New Bedford Councilors Push Ballot Question and Ordinance on Police Citizenship
NEW BEDFORD (WBSM) — The New Bedford City Council is now getting involved in the controversy surrounding the hiring of legal permanent residents as police officers in the city with a pair of initiatives designed to limit police employment solely to U.S. citizens.
Two councilors are pushing to put the issue to voters on this November’s ballot, while another has filed a motion to craft an ordinance making citizenship a requirement for police department employees.
A July 16 article by the New Bedford Light profiled Edwin Yat Toj, the NBPD’s first Mayan officer and first speaker of the K’iche’ language.
“Toj said he came to the U.S. when he was 5 years old as an undocumented immigrant in 2005 with his mother, a monolingual K'iche’ speaker. He said she did it for her children,” Kevin G. Andrade wrote in the piece. “He said his mother normalized his status and her own when he was still a child. He is now a legal permanent resident.”
That led to confusion as the New Bedford Police Department’s own website said U.S. citizenship was a prerequisite for employment; the website was later amended for what was dubbed “inaccurate information” and that it is “the long-standing policy of the NBPD that its officers must be U.S. citizens or permanent legal residents.”
READ MORE: First Mayan Police Officer in New Bedford Sparks Policy Clarification
Mayor Mitchell Defends Non-Citizen Hires
New Bedford Mayor Jon Mitchell later defended the hiring of permanent legal residents as police officers in his weekly appearance on WBSM.
Councilor Gomes Wants to Craft an Ordinance
Councilor at Large Brian Gomes, the chair of the council’s committee on public safety and neighborhoods, has filed a motion for the August 21 city council agenda to address the issue.
He is requesting that the council’s ordinance committee meet with legal counsel David Gerwatowski to establish an ordinance requiring any person hired by the New Bedford Police Department be a U.S. citizen.
It would also require that the NBPD will “provide the city council with a checklist of the hiring of officer candidates,” and that any newly-hired officers would appear before the council for confirmation and to be sworn in by the council, as was done in the past in New Bedford.

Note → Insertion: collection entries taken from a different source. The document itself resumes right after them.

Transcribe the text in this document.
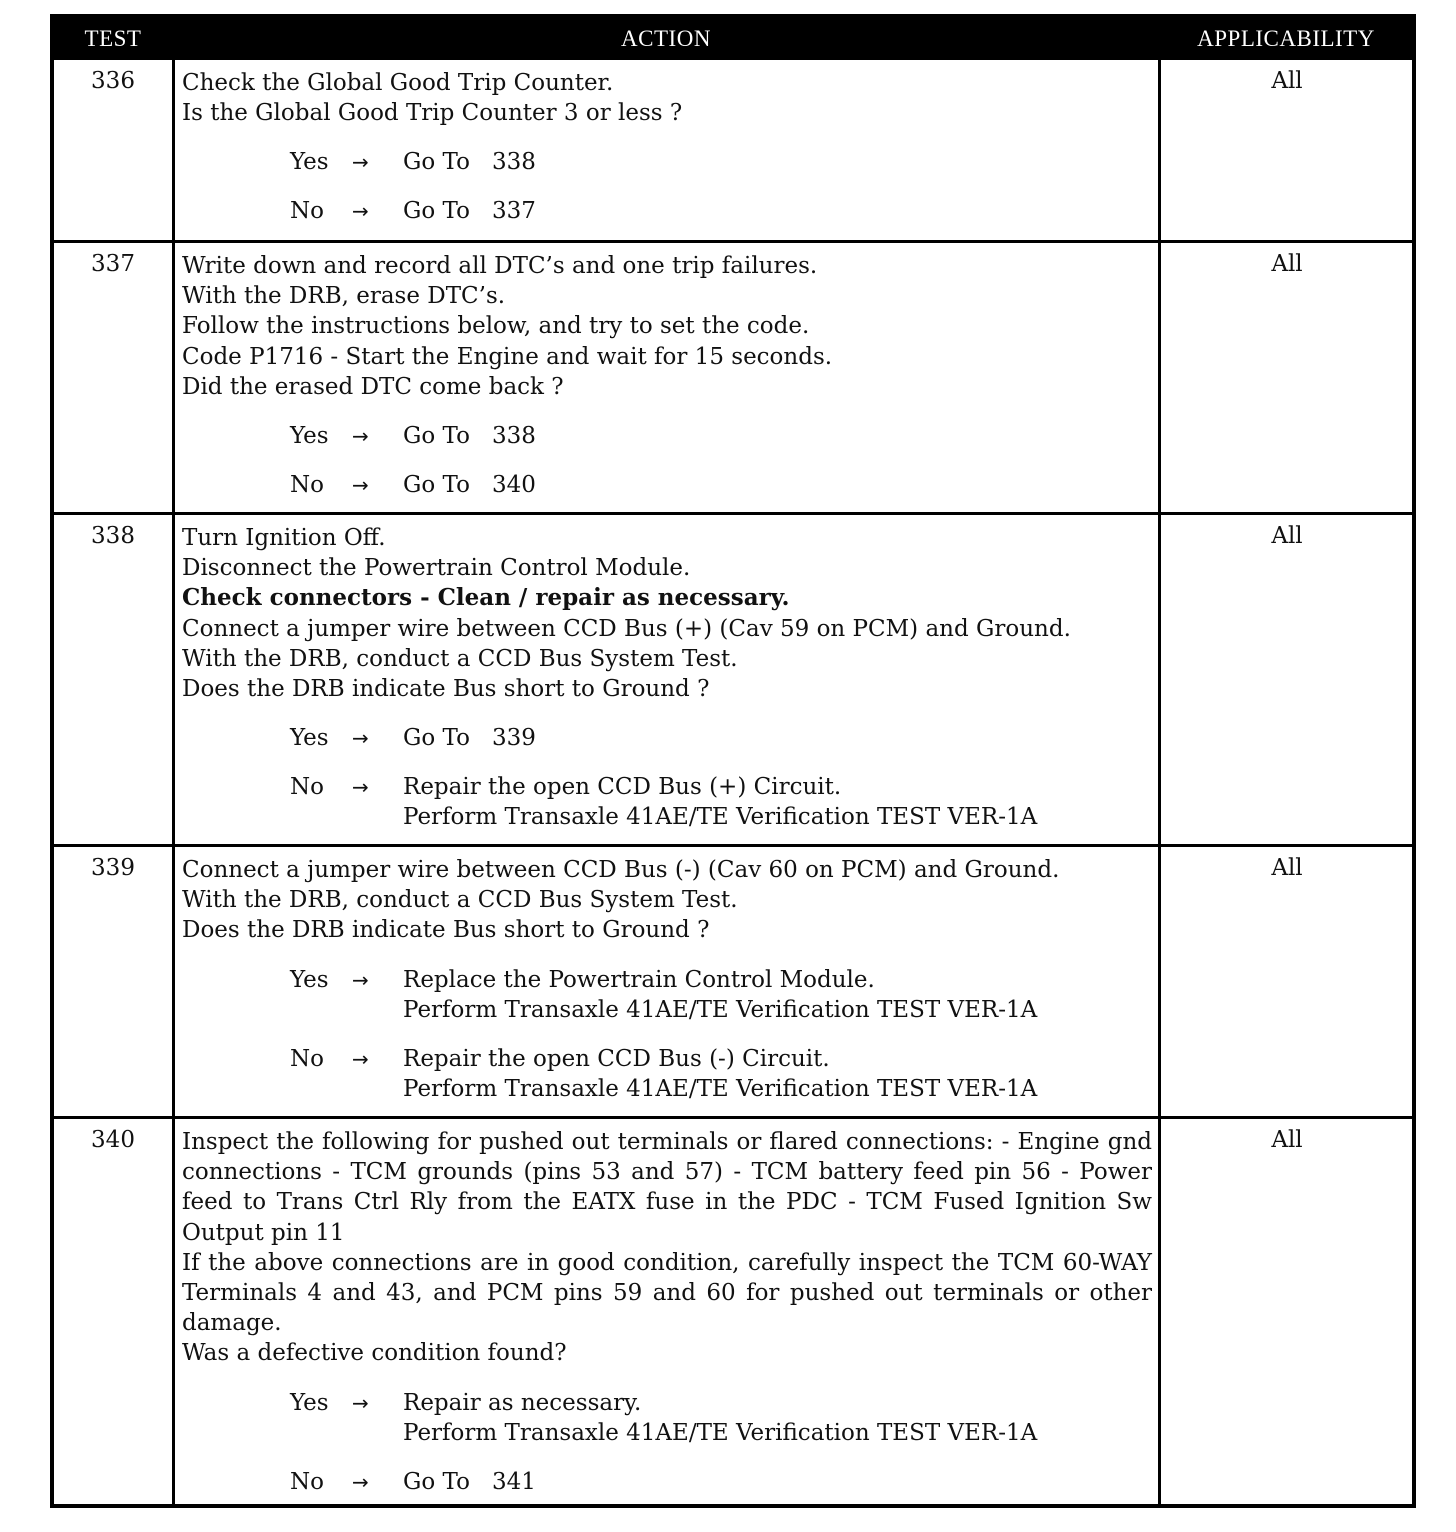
TEST	ACTION	APPLICABILITY
336	Check the Global Good Trip Counter.
Is the Global Good Trip Counter 3 or less ?
Yes → Go To 338
No → Go To 337
All
337	Write down and record all DTC’s and one trip failures.
With the DRB, erase DTC’s.
Follow the instructions below, and try to set the code.
Code P1716 - Start the Engine and wait for 15 seconds.
Did the erased DTC come back ?
Yes → Go To 338
No → Go To 340
All
338	Turn Ignition Off.
Disconnect the Powertrain Control Module.
Check connectors - Clean / repair as necessary.
Connect a jumper wire between CCD Bus (+) (Cav 59 on PCM) and Ground.
With the DRB, conduct a CCD Bus System Test.
Does the DRB indicate Bus short to Ground ?
Yes → Go To 339
No → Repair the open CCD Bus (+) Circuit.
Perform Transaxle 41AE/TE Verification TEST VER-1A
All
339	Connect a jumper wire between CCD Bus (-) (Cav 60 on PCM) and Ground.
With the DRB, conduct a CCD Bus System Test.
Does the DRB indicate Bus short to Ground ?
Yes → Replace the Powertrain Control Module.
Perform Transaxle 41AE/TE Verification TEST VER-1A
No → Repair the open CCD Bus (-) Circuit.
Perform Transaxle 41AE/TE Verification TEST VER-1A
All
340	Inspect the following for pushed out terminals or flared connections: - Engine gnd connections - TCM grounds (pins 53 and 57) - TCM battery feed pin 56 - Power feed to Trans Ctrl Rly from the EATX fuse in the PDC - TCM Fused Ignition Sw Output pin 11
If the above connections are in good condition, carefully inspect the TCM 60-WAY Terminals 4 and 43, and PCM pins 59 and 60 for pushed out terminals or other damage.
Was a defective condition found?
Yes → Repair as necessary.
Perform Transaxle 41AE/TE Verification TEST VER-1A
No → Go To 341
All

Councilors Choquette and Oliver Want It Put to the Voters
Ward 1 Councilor Leo Choquette and Ward 3 Councilor Shawn Oliver are working on an initiative to have a ballot question on the upcoming November ballot asking the voters if legal permanent residents should be hired as police officers.
“Hiring non-citizens as New Bedford police officers is not responsible government,” Choquette said in an appearance on WBSM’s SouthCoast Now with Chris McCarthy, addressing his comments directly to Mayor Mitchell. “I don’t know why the city council wasn’t asked. Since when does the executive branch of the government make law?”
READ MORE: Meet New Bedford's New Police Chief
Choquette said although he is “happy to hear” that Gomes wants to have an ordinance, he said there still should be a ballot question.
“A ballot question does two very important things,” he said. “No. 1, it stimulates voter turnout in a year when the mayor is not running, and No. 2, the mayor needs to hear from the people.”
“He needs to hear from the people and then make his decision as to what he’s going to try to do,” Choquette said.
Legal Permanent Resident Officers Are Seeking Citizenship
The NBPD said that Officer Toj and another legal permanent resident officer from Cape Verde are both seeking U.S. citizenship.